The most important part is that these products are brand new. This means it's new code, this means there's no technical debt. That means that as we go into the next year, we will be delivering at a much faster rate than we have historically because we now have two products that are brand new and that are extremely competitive. That means our velocity in terms of development is gonna be really strong.

Gus Papageorgiou (Head of Investor Relations)

Great. We'll take one last question, and try to make it quick, please.

Operator (participant)

Your last question comes from the line of Richard Tse of National Bank Financial. Please go ahead.

Richard Tse (Managing Director, Technology Analyst)

Yes. Thank you for taking my question. In the release, you talked about sort of the Rule of 40. I'm kinda curious to see, you know, what's your ideal balance of sort of growth and profitability, you know, as you look forward over the next couple of years. If I can kinda just slip another one in. I'm kinda also curious to see of the proportion of your customers that have adopted payments, how many of those, you know, on a % basis, have taken on Capital?

JP Chauvet (CEO)

Okay. I'll maybe start with Capital. Capital is very small right now. You know, we're just getting it launched. We just recently released it in the product. You know, the story around Capital is you need to surface the right offer at the right time. We're putting a lot of efforts into that. You know, as Asha said, we pre-approve a lot of our customers. When they're in a workflow of reordering, that's when you pop up the offer, and it's great for them because it's just easy access to funds. And for us, it's great because we withhold on the sales side, so default rates are very low. And we know everything about our merchants, given we run their businesses. Sorry, I forgot the first question.
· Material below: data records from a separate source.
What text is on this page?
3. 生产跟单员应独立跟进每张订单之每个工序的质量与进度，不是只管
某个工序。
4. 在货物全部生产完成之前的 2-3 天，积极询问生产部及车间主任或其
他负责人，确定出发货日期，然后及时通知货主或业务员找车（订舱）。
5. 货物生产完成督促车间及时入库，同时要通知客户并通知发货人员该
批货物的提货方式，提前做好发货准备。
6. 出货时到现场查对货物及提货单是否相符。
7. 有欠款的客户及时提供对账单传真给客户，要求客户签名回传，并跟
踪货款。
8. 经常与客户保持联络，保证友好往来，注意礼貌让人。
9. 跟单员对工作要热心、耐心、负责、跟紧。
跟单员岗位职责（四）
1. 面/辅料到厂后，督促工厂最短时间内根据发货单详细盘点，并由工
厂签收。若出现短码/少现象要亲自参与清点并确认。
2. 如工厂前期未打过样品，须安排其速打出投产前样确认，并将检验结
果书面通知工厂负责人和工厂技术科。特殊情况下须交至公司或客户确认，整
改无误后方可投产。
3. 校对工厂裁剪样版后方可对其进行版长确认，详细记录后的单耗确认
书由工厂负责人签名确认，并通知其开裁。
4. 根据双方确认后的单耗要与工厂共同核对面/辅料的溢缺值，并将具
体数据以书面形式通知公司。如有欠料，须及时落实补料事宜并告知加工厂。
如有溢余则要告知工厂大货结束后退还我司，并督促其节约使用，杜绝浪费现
Gus Papageorgiou (Head of Investor Relations)

Rich, what was the first part of the question?

JP Chauvet (CEO)

Sorry about that.

Richard Tse (Managing Director, Technology Analyst)

It was between growth and profitability, you know, as you.

JP Chauvet (CEO)

Oh, yeah, sorry. Yeah, Rule of 40. Look, we are gonna run the business this year really focusing on trying to be as close as possible as we end the year to the Rule of 40, and we are gonna run the business on looking at sales efficiency. I think we gotta do better there. Naturally, as we deploy payments, that's gonna look much better. I think for us, and I'm again, I don't think we have any significant market share. I think the market is up for grabs. For me, it's gonna be the balance between, you know, how much do we reinvest, and if the unit economics are good.

You know, I guess the other way to say it is, I'll put it differently, we know that our cohorts or, you know, grow 110% year-over-year. We know that our customers in the right segment are gonna stay with us forever and continue buying more, we know that we have no significant market share for now. I think we need to show that we can be break-even or better, show we can be profitable. I wanna be able to, if we define to double down on getting the market, because I think there's a real opportunity out there to build a much larger company than we have today. I think if the units are strong, we need to double down on going after the market.

That's how we're looking at it right now, is Rule of 40 is gonna be always weighted towards growth. We need to be able, if we want to show that we can be, you know, profitable as an organization.

Operator (participant)

There are no further questions at this time. I would now like to turn the call back to Gus Papageorgiou for closing remarks.

Gus Papageorgiou (Head of Investor Relations)

Okay. Thanks, everyone, for joining us today. If there are any follow-up questions, please reach out to the IR team. We look forward to speaking to you again after our next quarter. Have a great day, everyone.

Operator (participant)

This concludes today's conference call. You may now disconnect.